How do you see Old Master paintings existing within a contemporary home?
There are preconceptions about Old Masters that can be intimidating. People see paintings like this in the National Gallery or in The Met and think, “Oh, that can’t be for me, these belong in a museum.” Whereas I would say that these paintings work so well in the home because of that depth of history. It takes a certain amount of confidence to decorate with them.

Do you have any suggestions or philosophies on decorating with paintings such as these?
When you see a glut of Old Master paintings all together it can seem a bit indigestible, which is why it’s important to allow these painting to interact with furniture and objects in a home context. If you can focus attention on one, the individual richness becomes very evident.

Below, Robin Lucas shares the inspirations behind his sketches:


1. Bedroom with Portrait Of Master Edwin, half length, by Studio of Sir Joshua Reynolds, P.R.A. Estimate $8,000–12,000.

I found Portrait Of Master Edwin incredibly enigmatic. Paintings of children can often be slightly sugary and chocolate-boxy, but this has none of that. The boy has a deep, piercing stare. In imagining this bedroom, I felt the painting’s rich browns and its beautiful gilt frame would work very well with a room of blues, tans and greys. It’s quite a masculine bedroom, but with a softness in the textures of the bedspread and the flowers on the Regency chest of drawers.


2. Hallway with Tobias and the Angel by Francesco Curradi. Estimate $15,000–20,000.

This painting is so big and striking. The figures are close to life-size – you could almost look them in the eyes. It’s an arresting image, but perhaps too intense for an intimate space where you’re spending a lot of time sitting, which is why I thought a hallway would work well. There is an incredible richness to the painting that I thought could stand up to a strong wall color, which is why I chose this Etruscan red on the walls. I added the dog, well, because I just like dogs.


3. Living room with Daniel in the Lion's Den by Michelangelo Ricciolini. Estimate $20,000–30,000.

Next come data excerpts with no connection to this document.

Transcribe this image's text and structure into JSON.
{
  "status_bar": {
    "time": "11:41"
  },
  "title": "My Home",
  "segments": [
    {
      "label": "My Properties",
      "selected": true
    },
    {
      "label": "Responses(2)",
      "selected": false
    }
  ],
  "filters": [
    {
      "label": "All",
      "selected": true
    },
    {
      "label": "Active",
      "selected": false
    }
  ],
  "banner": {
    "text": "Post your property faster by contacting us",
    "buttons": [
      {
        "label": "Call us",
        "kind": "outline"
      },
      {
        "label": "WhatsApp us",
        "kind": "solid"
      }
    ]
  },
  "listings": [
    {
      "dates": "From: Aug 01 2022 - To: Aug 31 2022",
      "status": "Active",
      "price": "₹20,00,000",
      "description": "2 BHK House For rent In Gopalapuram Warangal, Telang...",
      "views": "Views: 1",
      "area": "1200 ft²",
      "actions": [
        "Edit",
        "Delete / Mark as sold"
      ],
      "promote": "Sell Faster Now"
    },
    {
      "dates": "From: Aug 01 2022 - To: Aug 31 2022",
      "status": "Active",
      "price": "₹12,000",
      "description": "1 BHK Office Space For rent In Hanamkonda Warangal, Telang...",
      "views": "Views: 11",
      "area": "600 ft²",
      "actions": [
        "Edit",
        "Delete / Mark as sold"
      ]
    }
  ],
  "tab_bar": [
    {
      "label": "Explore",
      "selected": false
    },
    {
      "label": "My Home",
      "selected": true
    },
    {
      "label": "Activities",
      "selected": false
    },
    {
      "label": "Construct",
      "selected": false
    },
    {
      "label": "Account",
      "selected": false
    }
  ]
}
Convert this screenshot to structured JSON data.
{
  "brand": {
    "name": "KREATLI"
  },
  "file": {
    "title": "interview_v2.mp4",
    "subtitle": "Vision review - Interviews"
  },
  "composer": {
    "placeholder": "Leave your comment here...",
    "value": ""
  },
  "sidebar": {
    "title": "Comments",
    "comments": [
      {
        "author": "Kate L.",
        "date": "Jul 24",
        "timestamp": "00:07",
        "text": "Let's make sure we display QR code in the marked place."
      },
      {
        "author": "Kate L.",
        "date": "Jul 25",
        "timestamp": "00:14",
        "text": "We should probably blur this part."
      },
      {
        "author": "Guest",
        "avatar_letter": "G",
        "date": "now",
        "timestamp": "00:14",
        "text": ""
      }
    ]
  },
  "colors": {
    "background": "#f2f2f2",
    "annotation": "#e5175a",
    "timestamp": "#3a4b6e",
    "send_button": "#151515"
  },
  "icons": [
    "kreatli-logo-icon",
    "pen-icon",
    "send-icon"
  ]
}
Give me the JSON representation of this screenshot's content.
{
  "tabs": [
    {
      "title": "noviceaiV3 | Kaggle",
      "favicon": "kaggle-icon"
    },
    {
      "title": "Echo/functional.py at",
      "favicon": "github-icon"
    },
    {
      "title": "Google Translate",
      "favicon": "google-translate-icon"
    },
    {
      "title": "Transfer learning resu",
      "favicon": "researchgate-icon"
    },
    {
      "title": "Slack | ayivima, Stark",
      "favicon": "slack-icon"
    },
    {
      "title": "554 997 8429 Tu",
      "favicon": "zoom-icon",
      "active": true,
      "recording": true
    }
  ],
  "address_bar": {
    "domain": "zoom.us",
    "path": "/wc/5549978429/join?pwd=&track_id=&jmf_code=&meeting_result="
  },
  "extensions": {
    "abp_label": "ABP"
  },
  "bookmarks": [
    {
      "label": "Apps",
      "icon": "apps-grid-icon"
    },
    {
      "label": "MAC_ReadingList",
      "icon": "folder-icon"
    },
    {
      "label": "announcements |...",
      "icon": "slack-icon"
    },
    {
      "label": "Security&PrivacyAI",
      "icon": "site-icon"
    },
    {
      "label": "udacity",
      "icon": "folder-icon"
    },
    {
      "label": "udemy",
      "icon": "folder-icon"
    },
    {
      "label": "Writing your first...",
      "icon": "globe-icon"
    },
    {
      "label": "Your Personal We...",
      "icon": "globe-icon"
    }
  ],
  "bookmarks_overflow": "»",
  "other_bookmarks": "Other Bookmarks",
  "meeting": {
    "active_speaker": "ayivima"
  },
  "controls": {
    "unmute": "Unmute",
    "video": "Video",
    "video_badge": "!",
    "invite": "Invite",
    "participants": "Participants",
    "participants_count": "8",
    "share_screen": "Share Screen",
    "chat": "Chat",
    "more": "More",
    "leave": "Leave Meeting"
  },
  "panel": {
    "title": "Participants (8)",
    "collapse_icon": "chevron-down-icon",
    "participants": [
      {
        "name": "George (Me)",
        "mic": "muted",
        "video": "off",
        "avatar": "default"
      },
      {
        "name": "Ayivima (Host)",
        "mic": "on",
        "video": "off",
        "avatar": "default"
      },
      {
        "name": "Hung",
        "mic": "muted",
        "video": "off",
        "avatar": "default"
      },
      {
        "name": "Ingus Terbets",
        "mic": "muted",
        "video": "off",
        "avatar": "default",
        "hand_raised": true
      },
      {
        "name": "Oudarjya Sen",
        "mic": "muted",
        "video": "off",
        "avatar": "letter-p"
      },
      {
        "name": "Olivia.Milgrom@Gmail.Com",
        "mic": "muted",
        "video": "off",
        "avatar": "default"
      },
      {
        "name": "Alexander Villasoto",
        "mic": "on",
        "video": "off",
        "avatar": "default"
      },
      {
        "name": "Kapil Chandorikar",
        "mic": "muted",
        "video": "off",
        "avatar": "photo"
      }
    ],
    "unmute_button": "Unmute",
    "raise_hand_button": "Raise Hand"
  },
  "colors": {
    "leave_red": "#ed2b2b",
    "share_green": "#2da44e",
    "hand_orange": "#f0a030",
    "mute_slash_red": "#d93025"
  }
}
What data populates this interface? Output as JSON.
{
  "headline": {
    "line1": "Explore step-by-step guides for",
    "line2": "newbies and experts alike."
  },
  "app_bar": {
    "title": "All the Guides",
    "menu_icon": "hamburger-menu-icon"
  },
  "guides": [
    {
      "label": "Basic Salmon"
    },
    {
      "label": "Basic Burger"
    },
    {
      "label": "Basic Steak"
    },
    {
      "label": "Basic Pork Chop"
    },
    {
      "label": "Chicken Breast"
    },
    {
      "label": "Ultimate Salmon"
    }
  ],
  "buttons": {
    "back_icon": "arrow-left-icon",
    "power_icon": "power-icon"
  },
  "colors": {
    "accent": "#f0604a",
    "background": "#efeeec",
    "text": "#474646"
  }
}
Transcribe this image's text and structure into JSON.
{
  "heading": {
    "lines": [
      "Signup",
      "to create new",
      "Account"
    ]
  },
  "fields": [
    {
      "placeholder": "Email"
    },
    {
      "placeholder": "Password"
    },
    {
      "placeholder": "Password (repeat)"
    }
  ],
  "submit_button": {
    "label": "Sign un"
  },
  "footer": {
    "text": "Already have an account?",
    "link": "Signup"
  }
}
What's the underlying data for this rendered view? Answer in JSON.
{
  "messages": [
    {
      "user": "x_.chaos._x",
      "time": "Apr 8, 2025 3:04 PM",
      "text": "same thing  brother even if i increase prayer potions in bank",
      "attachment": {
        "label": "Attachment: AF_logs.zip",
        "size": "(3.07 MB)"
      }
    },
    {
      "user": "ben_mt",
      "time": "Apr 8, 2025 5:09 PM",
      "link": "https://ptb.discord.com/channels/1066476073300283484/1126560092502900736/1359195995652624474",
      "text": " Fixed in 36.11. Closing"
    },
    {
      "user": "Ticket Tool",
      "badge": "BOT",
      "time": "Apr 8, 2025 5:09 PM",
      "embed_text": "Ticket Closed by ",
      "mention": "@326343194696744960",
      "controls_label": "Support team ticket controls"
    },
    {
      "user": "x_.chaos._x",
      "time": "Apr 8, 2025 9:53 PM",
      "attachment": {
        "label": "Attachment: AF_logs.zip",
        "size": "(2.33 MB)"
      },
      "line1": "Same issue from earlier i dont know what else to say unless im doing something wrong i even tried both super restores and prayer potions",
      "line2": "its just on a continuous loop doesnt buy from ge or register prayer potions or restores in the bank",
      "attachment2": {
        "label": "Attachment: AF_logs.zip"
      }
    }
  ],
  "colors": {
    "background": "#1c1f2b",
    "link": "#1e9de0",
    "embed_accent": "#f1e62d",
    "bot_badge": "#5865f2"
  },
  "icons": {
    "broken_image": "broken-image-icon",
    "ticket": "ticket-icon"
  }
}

There is a theatrical, even operatic quality to this version of Daniel in the Lion's Den. Daniel makes these wonderful hand gestures, while at his side is an incredibly fierce, but also comical lion. The green sash and the drama of the movement has a glamour that I picked up in the velvet sofa with fringing, and in the soft green on the walls, tasseled lights and leopard print. Together these elements create an opulent 1930s interior juxtaposed against this incredibly dynamic painting.


4. Guest bedroom with A Coastal Scene with Mountains in the Distance by Andrea Locatelli. Estimate $10,000–15,000.

Of all the artworks I chose, I felt that this was the most natural to accommodate in a home. This small painting showing the warm views of Italy’s coast is particularly domestic in scale, colors and composition. The soft blues of the sky are very appealing to me, which I echoed in the room with petrol blue on the woodwork and sky blue on the walls. The garments worn by one of the figures inspired the rust-orange color of the drapes. In my mind, this is an ideal guest bedroom with lots of interesting books to peruse in bed. There are little objects of interest which I always love – two little Papua New Guinean ax heads on the bookcase, flowers from the garden and a Chinese porcelain vase.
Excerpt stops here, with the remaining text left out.